Demokritos (Platoniker)

Demokritos (Platoniker)

Demokritos (griechisch Δημόκριτος Dēmókritos; † vor 268) war ein antiker griechischer Philosoph. Er war Platoniker in der letzten Phase des Mittelplatonismus.

Über Demokritos’ Leben ist nichts überliefert, seine Werke sind nur aus einigen Erwähnungen bei späteren Autoren bekannt. Er wird von seinem Zeitgenossen Longinos († 272) in dessen Abhandlung „Über das Ziel“ unter den Platonikern aufgeführt, die philosophische Schriften hinterließen.[1] Longinos behauptet, Demokritos sei kein origineller Denker gewesen, sondern habe zu denen gehört, die nur älteres Wissen zusammenstellten und lehrbuchmäßig vermittelten.[2] Zur Zeit der Abfassung von „Über das Ziel“ (spätestens 268) war Demokritos bereits verstorben.[3]

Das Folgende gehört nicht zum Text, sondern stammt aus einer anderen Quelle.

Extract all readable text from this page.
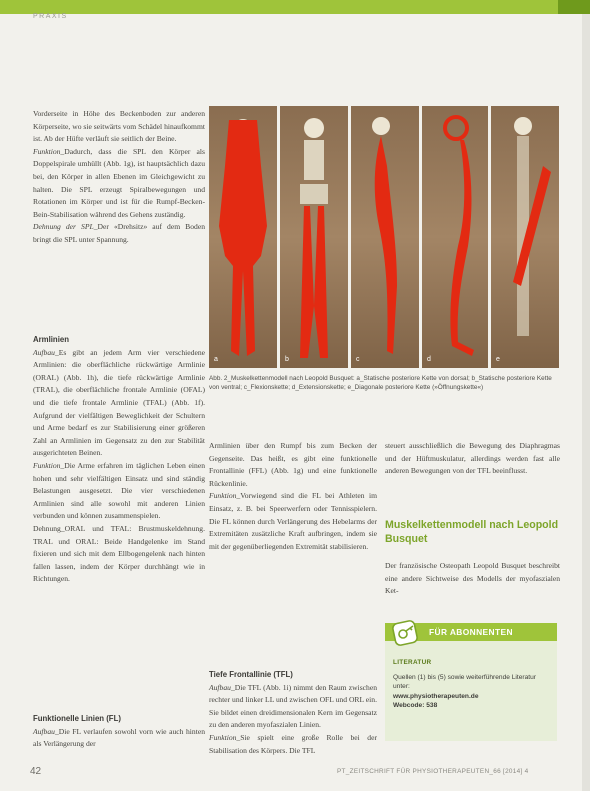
PRAXIS

Vorderseite in Höhe des Beckenboden zur anderen Körperseite, wo sie seitwärts vom Schädel hinaufkommt ist. Ab der Hüfte verläuft sie seitlich der Beine.

Funktion_Dadurch, dass die SPL den Körper als Doppelspirale umhüllt (Abb. 1g), ist hauptsächlich dazu bei, den Körper in allen Ebenen im Gleichgewicht zu halten. Die SPL erzeugt Spiralbewegungen und Rotationen im Körper und ist für die Rumpf-Becken-Bein-Stabilisation während des Gehens zuständig.

Dehnung der SPL_Der «Drehsitz» auf dem Boden bringt die SPL unter Spannung.

Armlinien

Aufbau_Es gibt an jedem Arm vier verschiedene Armlinien: die oberflächliche rückwärtige Armlinie (ORAL) (Abb. 1h), die tiefe rückwärtige Armlinie (TRAL), die oberflächliche frontale Armlinie (OFAL) und die tiefe frontale Armlinie (TFAL) (Abb. 1f). Aufgrund der vielfältigen Beweglichkeit der Schultern und Arme bedarf es zur Stabilisierung einer größeren Zahl an Armlinien im Gegensatz zu den zur Stabilität ausgerichteten Beinen.

Funktion_Die Arme erfahren im täglichen Leben einen hohen und sehr vielfältigen Einsatz und sind ständig Belastungen ausgesetzt. Die vier verschiedenen Armlinien sind alle sowohl mit anderen Linien verbunden und können zusammenspielen.

Dehnung_ORAL und TFAL: Brustmuskeldehnung. TRAL und ORAL: Beide Handgelenke im Stand fixieren und sich mit dem Ellbogengelenk nach hinten fallen lassen, indem der Körper durchhängt wie in Richtungen.

Funktionelle Linien (FL)

Aufbau_Die FL verlaufen sowohl vorn wie auch hinten als Verlängerung der

a	b	c	d	e
Abb. 2_Muskelkettenmodell nach Leopold Busquet: a_Statische posteriore Kette von dorsal; b_Statische posteriore Kette von ventral; c_Flexionskette; d_Extensionskette; e_Diagonale posteriore Kette (»Öffnungskette«)

Armlinien über den Rumpf bis zum Becken der Gegenseite. Das heißt, es gibt eine funktionelle Frontallinie (FFL) (Abb. 1g) und eine funktionelle Rückenlinie.

Funktion_Vorwiegend sind die FL bei Athleten im Einsatz, z. B. bei Speerwerfern oder Tennisspielern. Die FL können durch Verlängerung des Hebelarms der Extremitäten zusätzliche Kraft aufbringen, indem sie mit der gegenüberliegenden Extremität stabilisieren.

Tiefe Frontallinie (TFL)

Aufbau_Die TFL (Abb. 1i) nimmt den Raum zwischen rechter und linker LL und zwischen OFL und ORL ein. Sie bildet einen dreidimensionalen Kern im Gegensatz zu den anderen myofaszialen Linien.

Funktion_Sie spielt eine große Rolle bei der Stabilisation des Körpers. Die TFL

steuert ausschließlich die Bewegung des Diaphragmas und der Hüftmuskulatur, allerdings werden fast alle anderen Bewegungen von der TFL beeinflusst.

Muskelkettenmodell nach Leopold Busquet

Der französische Osteopath Leopold Busquet beschreibt eine andere Sichtweise des Modells der myofaszialen Ket-

FÜR ABONNENTEN
LITERATUR
Quellen (1) bis (5) sowie weiterführende Literatur unter:
www.physiotherapeuten.de
Webcode: 538
42	PT_ZEITSCHRIFT FÜR PHYSIOTHERAPEUTEN_66 [2014] 4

In neuplatonischen Schriften der Spätantike wird mehrfach auf Demokritos und seine Platon-Deutung Bezug genommen. Diesen Quellen zufolge schrieb er Kommentare zu Dialogen Platons: Olympiodoros der Jüngere erwähnt einen Kommentar zum (möglicherweise unechten) Alkibiades I,[4] Damaskios zitiert einen Phaidon-Kommentar;[5] im Kommentar des Proklos zum Timaios wird eine von Demokritos aufgeworfene Frage erörtert, was darauf schließen lässt, dass er auch einen Timaios-Kommentar verfasst hat.[6] Iamblichos teilt über Demokritos’ Seelenlehre mit, er habe alle Seelenvermögen auf die eine Substanz der Seele zurückgeführt;[7] Syrianos erwähnt seine Ideenlehre und ihre Übereinstimmung mit derjenigen der Mittelplatoniker Attikos und Plutarch. Wie Attikos und Plutarch war Demokritos der Meinung, die Ideen seien außerhalb des Nous und ihm ontologisch untergeordnet, sie seien im seelischen Bereich zu lokalisieren. Syrianos kritisierte diese Auffassung als unzulässige Vermischung von transzendenter und immanenter Wirklichkeit.[8]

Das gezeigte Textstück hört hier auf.